The School of Design is considering the construction of a new building to replace its present facilities in Hunt and Robinson Halls, Jose Luis Sert, dean of the Faculty of Design, said yesterday.
Plans for the design and site of the building are still indefinite, but Sert outlined a few of the major features.
"It would be better to have one large building that would house all our needs," he said. "The new building would have to double the space we have in these two old buildings." In choosing the site, "it wouldn't be our intention to go very far from here," he added.
"We could then go into many experiments that the conditions of these buildings do not allow us to go into now," Sert said. The new structure would include workshops with special equipment as well as improved facilities for the use of audio-visual aids. The School's workshops are now housed in an old bindery on Memorial Drive.
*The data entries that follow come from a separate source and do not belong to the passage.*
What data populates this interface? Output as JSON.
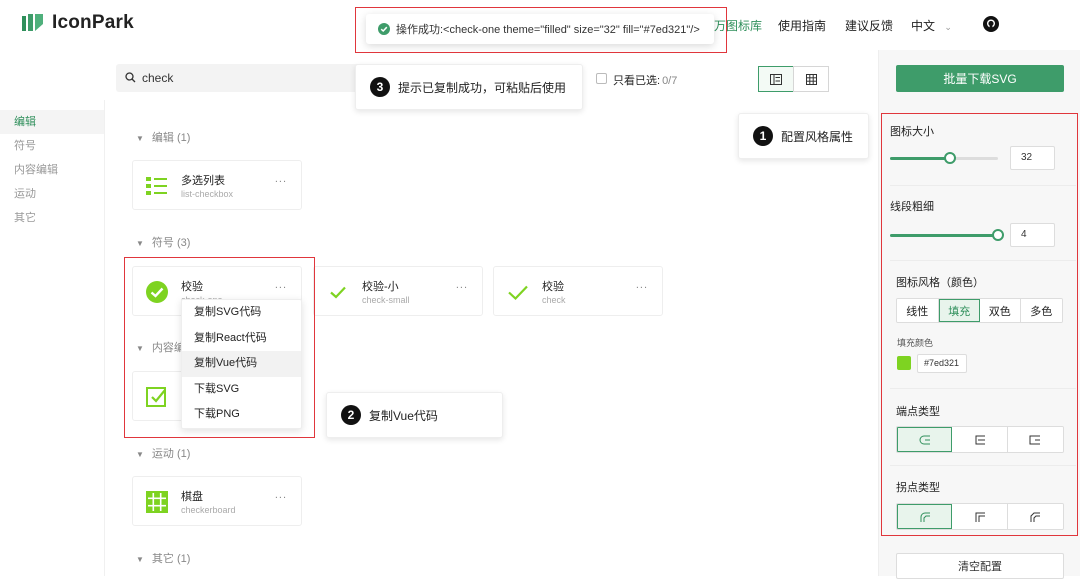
{
  "header": {
    "logo_text": "IconPark",
    "nav": [
      "万图标库",
      "使用指南",
      "建议反馈",
      "中文"
    ]
  },
  "toast": {
    "text": "操作成功:<check-one theme=\"filled\" size=\"32\" fill=\"#7ed321\"/>"
  },
  "search": {
    "value": "check",
    "only_selected_label": "只看已选:",
    "only_selected_count": "0/7"
  },
  "sidebar": {
    "items": [
      {
        "label": "编辑"
      },
      {
        "label": "符号"
      },
      {
        "label": "内容编辑"
      },
      {
        "label": "运动"
      },
      {
        "label": "其它"
      }
    ]
  },
  "groups": {
    "edit": "编辑 (1)",
    "symbol": "符号 (3)",
    "content": "内容编",
    "sport": "运动 (1)",
    "other": "其它 (1)"
  },
  "cards": {
    "list_checkbox": {
      "name": "多选列表",
      "slug": "list-checkbox"
    },
    "check_one": {
      "name": "校验",
      "slug": "check-one"
    },
    "check_small": {
      "name": "校验-小",
      "slug": "check-small"
    },
    "check": {
      "name": "校验",
      "slug": "check"
    },
    "checkerboard": {
      "name": "棋盘",
      "slug": "checkerboard"
    },
    "more": "..."
  },
  "menu": {
    "items": [
      "复制SVG代码",
      "复制React代码",
      "复制Vue代码",
      "下载SVG",
      "下载PNG"
    ]
  },
  "callouts": {
    "c1": {
      "num": "1",
      "text": "配置风格属性"
    },
    "c2": {
      "num": "2",
      "text": "复制Vue代码"
    },
    "c3": {
      "num": "3",
      "text": "提示已复制成功，可粘贴后使用"
    }
  },
  "panel": {
    "download_label": "批量下载SVG",
    "size_label": "图标大小",
    "size_value": "32",
    "stroke_label": "线段粗细",
    "stroke_value": "4",
    "theme_label": "图标风格（颜色）",
    "themes": [
      "线性",
      "填充",
      "双色",
      "多色"
    ],
    "fill_label": "填充颜色",
    "fill_value": "#7ed321",
    "cap_label": "端点类型",
    "join_label": "拐点类型",
    "clear_label": "清空配置"
  },
  "colors": {
    "brand": "#3e9c6a",
    "fill": "#7ed321",
    "highlight_border": "#e0363c"
  }
}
The projected building would permit the School to expand its student body, chiefly through better teaching methods. "It's more an expansion in depth than in width," Sert said.
The plans are contingent both upon the approval of the Faculty and upon to acquisition of the necessary funds. "We may have to be content with just remodeling the two buildings," Sert said.
Sert and Gardner E. Campbell, Jr., assistant to the dean of the Faculty of Design for Financial Development, are studying the possibility of getting government aid. "We're contemplating a series of development projects that would get us some financial help," Sert explained.
There will be announcements in the near future concerning the new building, the development program, and "what we foresee for the School in coming years in terms of new courses and new aids and methods of teaching," according to Sert.
Order in the Mess
"We believe there's an increasing awareness of the importance of guiding the growth of our cities and putting some kind of order in the mess we have around us," Sert said.
"The professional training in this school is closely tied to the shape of things to come in cities," he continued. "We would like to be of greater assistance in this matter and we believe we can do it by training more and better people to cope with these problems."